On January 4th, 2022, the Provo City Council presented a resolution calling for the "science-based preservation and restoration of Utah Lake." Although they did not directly mention the island project by name, they had just heard a presentation from Ben, where he questioned the scientific and financial basis of LRS’ project. The Provo resolution emphasized the importance of enhancing the successful restoration efforts already taking place on the lake and ensuring that any future actions taken would not undermine those efforts. The resolution passed unanimously as a joint measure with the council and mayor signing on.

Provo Mayor Michelle Kaufusi (left), Vineyard Mayor Julie Fullmer (right)

Provo's Mayor Michelle Kaufusi was particularly familiar with Utah Lake as the chair of the Utah Lake Commission, the interlocal agency that had coordinated city, state, and federal work on Utah Lake since 2007. Mayor Kaufusi won the vote for chair narrowly in January, in a race against another mayor with a different vision for the lake.

Vineyard’s Mayor Julie Fullmer was an up-and-coming political figure in one of the fastest growing communities in the U.S. Her city was nestled on the eastern shore of Utah Lake, and her constituents had more to gain or lose regarding the lake than almost anyone else. She had a longstanding relationship with LRS and had even hired their lobbyist Jeff Hartley to represent Vineyard. Mayor Fullmer believed that the island project could be very beneficial to Vineyard, the lake, and the whole county. Consequently, she wrote a letter committing $5 million of city funds to support LRS’ 2020 application for a large federal loan. LRS was seeking nearly a billion dollars from the EPA to start construction on the islands. Mayor Fullmer and many other elected officials saw this as savvy business move that could accelerate what they viewed as an innovative public-private partnership.

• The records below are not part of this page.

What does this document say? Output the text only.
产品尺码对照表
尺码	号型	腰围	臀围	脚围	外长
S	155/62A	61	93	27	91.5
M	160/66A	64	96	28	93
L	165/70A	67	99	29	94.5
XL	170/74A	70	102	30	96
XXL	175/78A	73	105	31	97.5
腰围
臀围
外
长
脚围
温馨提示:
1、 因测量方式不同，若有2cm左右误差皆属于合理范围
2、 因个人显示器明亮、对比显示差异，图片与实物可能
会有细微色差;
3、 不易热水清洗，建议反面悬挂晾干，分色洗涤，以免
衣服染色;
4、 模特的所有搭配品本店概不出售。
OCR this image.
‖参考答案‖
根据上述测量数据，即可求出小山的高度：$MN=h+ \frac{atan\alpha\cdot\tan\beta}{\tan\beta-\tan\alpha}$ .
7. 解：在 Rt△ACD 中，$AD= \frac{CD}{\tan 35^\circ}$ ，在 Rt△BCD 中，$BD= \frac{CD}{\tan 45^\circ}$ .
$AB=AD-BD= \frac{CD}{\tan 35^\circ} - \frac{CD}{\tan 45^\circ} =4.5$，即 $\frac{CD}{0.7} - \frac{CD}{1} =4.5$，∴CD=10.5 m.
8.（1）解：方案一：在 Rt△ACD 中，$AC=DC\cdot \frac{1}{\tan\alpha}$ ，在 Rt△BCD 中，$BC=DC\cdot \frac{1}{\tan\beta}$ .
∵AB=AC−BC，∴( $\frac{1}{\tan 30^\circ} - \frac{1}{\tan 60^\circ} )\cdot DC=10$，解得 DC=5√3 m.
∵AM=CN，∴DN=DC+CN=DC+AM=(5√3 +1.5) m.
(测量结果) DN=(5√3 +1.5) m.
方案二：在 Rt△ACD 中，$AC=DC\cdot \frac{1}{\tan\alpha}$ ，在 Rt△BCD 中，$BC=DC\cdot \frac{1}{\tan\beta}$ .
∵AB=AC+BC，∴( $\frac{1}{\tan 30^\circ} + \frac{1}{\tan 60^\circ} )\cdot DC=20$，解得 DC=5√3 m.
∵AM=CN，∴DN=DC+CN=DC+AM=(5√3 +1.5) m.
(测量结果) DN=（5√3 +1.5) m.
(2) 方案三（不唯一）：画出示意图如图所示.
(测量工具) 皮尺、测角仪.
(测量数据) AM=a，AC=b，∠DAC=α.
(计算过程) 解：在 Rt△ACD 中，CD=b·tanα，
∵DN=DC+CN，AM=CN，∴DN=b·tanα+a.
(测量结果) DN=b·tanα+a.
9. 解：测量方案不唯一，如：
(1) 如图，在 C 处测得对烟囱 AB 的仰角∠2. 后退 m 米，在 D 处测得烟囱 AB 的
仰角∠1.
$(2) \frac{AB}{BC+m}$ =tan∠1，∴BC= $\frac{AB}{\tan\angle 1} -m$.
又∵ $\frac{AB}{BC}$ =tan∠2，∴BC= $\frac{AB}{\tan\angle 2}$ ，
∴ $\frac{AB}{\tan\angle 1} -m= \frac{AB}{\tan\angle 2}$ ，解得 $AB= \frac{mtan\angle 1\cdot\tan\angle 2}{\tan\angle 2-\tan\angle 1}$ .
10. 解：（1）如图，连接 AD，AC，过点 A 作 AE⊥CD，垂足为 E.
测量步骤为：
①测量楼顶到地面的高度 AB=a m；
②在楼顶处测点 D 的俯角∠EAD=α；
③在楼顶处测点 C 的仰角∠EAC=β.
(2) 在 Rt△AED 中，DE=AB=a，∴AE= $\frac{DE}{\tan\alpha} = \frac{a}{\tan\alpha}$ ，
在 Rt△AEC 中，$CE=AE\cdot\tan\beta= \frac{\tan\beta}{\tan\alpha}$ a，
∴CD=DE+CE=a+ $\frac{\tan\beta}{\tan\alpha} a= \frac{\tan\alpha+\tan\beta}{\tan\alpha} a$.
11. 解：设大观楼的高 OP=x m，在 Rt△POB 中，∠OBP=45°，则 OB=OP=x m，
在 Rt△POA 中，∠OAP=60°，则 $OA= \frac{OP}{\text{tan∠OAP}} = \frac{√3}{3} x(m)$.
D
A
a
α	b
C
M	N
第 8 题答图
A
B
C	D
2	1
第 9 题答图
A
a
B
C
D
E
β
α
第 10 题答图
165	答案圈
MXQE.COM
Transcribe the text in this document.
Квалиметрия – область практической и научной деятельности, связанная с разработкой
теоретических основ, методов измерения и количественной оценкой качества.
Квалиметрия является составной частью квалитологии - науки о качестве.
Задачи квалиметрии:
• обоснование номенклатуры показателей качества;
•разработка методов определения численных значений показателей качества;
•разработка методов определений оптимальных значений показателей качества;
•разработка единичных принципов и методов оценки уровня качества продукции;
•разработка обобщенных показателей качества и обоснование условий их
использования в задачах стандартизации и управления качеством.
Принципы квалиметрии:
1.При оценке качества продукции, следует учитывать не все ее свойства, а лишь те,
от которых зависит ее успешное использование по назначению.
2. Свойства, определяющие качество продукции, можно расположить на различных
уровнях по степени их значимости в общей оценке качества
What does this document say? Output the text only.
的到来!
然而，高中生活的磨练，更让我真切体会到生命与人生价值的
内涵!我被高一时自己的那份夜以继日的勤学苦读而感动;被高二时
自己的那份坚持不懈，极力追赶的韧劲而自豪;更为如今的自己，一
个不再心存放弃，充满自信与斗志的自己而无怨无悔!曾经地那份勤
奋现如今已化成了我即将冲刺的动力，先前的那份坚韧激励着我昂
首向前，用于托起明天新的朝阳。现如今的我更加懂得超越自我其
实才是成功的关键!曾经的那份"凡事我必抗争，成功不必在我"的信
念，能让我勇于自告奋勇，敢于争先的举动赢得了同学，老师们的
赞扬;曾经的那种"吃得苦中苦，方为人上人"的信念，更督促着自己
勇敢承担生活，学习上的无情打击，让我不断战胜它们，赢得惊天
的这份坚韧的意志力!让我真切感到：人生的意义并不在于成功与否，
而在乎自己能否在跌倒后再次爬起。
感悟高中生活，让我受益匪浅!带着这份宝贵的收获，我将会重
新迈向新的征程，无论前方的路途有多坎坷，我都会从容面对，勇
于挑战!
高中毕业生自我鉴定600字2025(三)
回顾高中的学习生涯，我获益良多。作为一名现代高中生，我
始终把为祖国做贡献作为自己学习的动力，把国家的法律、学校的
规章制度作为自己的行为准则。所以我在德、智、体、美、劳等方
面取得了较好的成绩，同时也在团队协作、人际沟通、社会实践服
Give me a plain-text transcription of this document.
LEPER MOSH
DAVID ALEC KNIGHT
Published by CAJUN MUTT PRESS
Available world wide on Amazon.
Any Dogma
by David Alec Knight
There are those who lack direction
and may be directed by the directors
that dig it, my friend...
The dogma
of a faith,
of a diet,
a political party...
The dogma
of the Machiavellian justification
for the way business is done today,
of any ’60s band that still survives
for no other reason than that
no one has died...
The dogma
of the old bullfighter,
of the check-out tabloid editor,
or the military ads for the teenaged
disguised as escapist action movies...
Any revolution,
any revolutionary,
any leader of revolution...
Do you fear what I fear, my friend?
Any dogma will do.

The news about Mayor Fullmer’s financial support for LRS had just come out during the battle over the Utah Lake Commission. This created a stark contrast between conservative lake management on Mayor Kaufusi’s side and transformative lake management on Mayor Fullmer’s. It wasn’t at all clear which vision would carry the day. Indeed, just a few months later, May Fullmer won control of the newly create Utah Lake Authority—a kind of Utah Lake Commission version 2.0 with more funding and power.